I suppose that when Booktrack’s Huckleberry Finn appears, there will be a lot of random splashing as Huck and the escaped slave Jim navigate the Mississippi on their raft. If only Booktrack could add the smell of grits bubblin’ ‘pon woodstoves along the riv-uh, lawdy, mah sens’ry ’xperience would be complete.
If Mark Twain isn’t yet rolling in his grave, stay tuned for an earthquake when William Shakespeare and Jane Austen get wind of this. Booktrack is jazzing up some of their most famous works. As readers mentally traipse into Mr. Darcy’s garden, for example, they’ll be able to hear the sound of china cups clinking, if not of Mr. Darcy’s breeches rubbing together when he bursts, dripping, from the lake. I expect that when the “corpse” of Juliet is placed in the tomb in Romeo and Juliet, she’ll disturb a vocal family of bats.
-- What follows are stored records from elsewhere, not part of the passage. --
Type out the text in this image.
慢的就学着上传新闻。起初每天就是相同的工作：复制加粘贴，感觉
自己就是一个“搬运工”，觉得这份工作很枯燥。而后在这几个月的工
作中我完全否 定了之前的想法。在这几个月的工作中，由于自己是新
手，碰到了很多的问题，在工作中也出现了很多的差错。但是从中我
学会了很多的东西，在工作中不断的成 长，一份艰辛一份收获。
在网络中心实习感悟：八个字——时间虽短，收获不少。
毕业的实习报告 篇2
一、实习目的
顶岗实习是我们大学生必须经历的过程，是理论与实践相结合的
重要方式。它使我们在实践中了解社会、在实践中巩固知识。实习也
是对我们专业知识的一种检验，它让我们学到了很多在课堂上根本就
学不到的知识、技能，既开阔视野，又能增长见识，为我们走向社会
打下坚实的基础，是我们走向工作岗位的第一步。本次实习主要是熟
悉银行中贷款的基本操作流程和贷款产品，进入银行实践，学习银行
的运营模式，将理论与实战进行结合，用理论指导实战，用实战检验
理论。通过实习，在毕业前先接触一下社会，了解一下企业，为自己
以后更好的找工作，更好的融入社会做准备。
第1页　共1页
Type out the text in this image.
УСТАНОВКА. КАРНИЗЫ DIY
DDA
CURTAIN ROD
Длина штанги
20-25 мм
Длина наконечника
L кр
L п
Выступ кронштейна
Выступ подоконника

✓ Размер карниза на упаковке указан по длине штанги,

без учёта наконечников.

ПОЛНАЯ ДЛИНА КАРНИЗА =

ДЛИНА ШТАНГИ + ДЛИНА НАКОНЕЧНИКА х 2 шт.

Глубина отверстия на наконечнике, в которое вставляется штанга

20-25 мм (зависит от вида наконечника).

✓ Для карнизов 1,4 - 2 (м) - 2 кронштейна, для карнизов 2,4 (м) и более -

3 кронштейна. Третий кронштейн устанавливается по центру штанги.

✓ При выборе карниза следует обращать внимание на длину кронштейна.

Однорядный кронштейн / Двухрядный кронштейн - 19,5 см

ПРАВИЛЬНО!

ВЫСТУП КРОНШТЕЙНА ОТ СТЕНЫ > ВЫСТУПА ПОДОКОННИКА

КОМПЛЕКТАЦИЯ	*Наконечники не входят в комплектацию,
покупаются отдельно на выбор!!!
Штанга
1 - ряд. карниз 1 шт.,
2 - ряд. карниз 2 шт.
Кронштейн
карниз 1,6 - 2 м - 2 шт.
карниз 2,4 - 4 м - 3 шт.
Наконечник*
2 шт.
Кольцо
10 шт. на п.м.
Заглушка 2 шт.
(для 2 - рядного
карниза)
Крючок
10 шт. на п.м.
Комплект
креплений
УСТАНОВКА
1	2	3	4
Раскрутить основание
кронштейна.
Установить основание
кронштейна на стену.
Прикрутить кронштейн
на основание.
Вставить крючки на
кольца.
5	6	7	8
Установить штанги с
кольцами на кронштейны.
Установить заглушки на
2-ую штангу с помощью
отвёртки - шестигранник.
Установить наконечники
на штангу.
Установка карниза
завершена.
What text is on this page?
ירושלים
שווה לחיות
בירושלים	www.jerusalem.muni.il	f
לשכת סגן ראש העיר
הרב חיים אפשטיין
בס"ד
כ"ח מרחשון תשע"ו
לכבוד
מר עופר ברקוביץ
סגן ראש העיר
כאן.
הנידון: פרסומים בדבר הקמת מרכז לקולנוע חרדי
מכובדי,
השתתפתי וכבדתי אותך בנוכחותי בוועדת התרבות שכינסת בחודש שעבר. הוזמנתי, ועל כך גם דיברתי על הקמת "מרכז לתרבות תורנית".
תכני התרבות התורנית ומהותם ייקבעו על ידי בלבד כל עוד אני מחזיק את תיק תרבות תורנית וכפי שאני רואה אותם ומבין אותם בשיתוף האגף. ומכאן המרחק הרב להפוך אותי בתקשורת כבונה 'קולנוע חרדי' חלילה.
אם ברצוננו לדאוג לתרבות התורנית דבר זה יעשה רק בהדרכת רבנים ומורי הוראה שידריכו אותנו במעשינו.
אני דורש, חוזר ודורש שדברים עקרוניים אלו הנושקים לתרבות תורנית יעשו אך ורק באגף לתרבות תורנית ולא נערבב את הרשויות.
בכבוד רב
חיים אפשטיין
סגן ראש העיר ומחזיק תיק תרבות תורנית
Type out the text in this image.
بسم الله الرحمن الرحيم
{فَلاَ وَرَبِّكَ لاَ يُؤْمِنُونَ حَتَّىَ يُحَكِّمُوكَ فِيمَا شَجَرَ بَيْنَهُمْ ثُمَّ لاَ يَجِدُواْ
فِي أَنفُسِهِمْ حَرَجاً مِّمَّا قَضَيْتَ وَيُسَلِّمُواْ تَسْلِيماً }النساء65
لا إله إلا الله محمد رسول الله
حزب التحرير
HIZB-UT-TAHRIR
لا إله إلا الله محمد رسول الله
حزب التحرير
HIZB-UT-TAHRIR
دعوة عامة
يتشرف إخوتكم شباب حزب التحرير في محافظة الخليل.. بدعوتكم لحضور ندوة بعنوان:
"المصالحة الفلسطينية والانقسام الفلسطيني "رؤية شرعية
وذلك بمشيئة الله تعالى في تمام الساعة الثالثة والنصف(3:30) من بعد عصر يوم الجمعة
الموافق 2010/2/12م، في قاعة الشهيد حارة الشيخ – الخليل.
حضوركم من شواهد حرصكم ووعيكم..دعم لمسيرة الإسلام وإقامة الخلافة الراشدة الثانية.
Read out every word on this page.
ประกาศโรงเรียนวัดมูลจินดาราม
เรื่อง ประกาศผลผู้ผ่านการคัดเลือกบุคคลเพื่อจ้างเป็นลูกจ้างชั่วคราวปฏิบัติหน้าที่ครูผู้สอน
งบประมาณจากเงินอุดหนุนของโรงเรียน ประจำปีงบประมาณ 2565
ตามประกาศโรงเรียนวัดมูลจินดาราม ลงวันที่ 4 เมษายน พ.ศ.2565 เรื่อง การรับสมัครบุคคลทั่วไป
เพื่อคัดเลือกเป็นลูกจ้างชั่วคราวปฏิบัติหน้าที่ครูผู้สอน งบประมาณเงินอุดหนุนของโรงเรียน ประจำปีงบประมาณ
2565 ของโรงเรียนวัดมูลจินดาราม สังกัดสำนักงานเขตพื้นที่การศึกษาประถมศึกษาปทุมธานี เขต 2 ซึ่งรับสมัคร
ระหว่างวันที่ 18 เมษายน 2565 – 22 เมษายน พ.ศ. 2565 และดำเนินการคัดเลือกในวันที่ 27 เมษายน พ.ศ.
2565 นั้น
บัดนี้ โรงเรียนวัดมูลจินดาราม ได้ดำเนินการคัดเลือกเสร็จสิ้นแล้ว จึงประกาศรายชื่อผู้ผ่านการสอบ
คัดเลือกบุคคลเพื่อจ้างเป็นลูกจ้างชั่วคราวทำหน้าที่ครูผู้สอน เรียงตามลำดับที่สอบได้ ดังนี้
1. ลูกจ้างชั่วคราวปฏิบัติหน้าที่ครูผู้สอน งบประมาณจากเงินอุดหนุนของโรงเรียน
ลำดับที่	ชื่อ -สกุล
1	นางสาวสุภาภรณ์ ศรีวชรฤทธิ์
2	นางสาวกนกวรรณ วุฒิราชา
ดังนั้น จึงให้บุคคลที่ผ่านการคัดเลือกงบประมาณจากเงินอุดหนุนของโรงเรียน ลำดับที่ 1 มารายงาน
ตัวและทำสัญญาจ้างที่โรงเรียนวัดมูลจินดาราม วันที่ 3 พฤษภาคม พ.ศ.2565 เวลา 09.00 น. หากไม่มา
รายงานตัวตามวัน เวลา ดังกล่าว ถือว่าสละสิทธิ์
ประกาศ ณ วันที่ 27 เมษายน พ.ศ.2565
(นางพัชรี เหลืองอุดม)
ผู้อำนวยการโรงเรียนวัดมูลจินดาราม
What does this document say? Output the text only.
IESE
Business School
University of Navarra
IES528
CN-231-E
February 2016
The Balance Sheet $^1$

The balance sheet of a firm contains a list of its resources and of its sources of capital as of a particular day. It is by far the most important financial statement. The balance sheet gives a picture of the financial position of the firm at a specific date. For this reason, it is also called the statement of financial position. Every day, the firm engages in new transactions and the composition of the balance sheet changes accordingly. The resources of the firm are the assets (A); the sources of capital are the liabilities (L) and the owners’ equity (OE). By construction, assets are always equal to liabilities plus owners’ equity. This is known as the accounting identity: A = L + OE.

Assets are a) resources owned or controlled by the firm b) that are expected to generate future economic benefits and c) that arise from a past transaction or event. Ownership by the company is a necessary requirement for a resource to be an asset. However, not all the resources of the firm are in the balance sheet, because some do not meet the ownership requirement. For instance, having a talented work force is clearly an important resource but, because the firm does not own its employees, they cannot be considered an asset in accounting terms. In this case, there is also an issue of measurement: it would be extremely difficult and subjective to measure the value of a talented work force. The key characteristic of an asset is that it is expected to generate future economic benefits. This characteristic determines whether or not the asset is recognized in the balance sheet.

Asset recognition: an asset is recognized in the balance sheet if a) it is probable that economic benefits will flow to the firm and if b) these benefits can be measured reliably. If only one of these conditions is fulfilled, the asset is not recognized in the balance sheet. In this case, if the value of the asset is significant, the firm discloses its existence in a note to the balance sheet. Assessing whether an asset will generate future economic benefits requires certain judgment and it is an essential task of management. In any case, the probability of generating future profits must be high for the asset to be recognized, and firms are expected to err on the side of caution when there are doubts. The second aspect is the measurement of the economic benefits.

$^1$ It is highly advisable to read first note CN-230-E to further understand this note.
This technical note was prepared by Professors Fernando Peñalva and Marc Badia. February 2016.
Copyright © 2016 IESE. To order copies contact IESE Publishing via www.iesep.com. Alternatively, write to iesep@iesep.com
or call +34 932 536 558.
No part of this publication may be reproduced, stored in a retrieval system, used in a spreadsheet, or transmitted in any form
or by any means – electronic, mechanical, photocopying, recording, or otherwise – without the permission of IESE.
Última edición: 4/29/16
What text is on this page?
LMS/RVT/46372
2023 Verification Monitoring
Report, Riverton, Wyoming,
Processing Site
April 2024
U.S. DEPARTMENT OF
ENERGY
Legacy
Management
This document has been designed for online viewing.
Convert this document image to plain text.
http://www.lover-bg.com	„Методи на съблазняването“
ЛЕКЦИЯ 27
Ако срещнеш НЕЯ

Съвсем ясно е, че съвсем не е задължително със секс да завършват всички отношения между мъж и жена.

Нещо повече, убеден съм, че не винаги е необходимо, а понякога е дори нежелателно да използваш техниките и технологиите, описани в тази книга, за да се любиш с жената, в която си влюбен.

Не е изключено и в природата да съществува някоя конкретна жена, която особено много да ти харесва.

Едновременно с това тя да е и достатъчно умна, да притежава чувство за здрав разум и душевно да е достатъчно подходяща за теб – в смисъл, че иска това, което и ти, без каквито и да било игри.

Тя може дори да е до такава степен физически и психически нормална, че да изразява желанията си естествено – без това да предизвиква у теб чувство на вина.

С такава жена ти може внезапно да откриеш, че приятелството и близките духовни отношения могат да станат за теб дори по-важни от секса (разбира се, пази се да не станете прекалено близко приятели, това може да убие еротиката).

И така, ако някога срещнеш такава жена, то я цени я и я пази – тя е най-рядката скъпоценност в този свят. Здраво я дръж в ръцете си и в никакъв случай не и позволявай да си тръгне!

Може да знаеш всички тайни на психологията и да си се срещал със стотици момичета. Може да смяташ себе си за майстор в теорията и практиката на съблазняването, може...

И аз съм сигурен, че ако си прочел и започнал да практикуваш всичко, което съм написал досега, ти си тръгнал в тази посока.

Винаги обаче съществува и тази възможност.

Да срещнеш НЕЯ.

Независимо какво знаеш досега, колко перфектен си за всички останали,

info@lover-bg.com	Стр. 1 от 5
Here’s hopin’!
The New York Times points out that adding an audible element to books is nothing new, since some authors have suggested playlists to accompany their novels. Those authors, however, chose that music themselves – they didn’t have it imposed on their work afterwards, with no say in the matter.
True techies, bless them, appear to be averse. Charlie Sorrel at Wired.com heads up his remarks with “Bad Ideas: Booktrack Adds Sound Effects, Music to Books.” “Booktrack: Just a Horrible Idea. Really Horrible,” writes Paul Carr at Techcrunch.com.
But businessinsider.com’s Alyson Shontell writes that “An Awesome Startup Launched Today That Could Change How You Read Books Forever.” (Her use of the word “awesome” in a headline is one hint that shrewd opinions may be scarce on the ground.) Shontell claims to have gone off into a corner at the Booktrack launch party, put on headphones and begun listening to “Da Vinci Code,” as she calls it. “Immediately, music started to play appropriately with the words,” she marvels. “Right as we read a line about a door slamming shut, we heard the exact same sound.”
Hee-haw! It’s almost like that tel-uh-vision thang.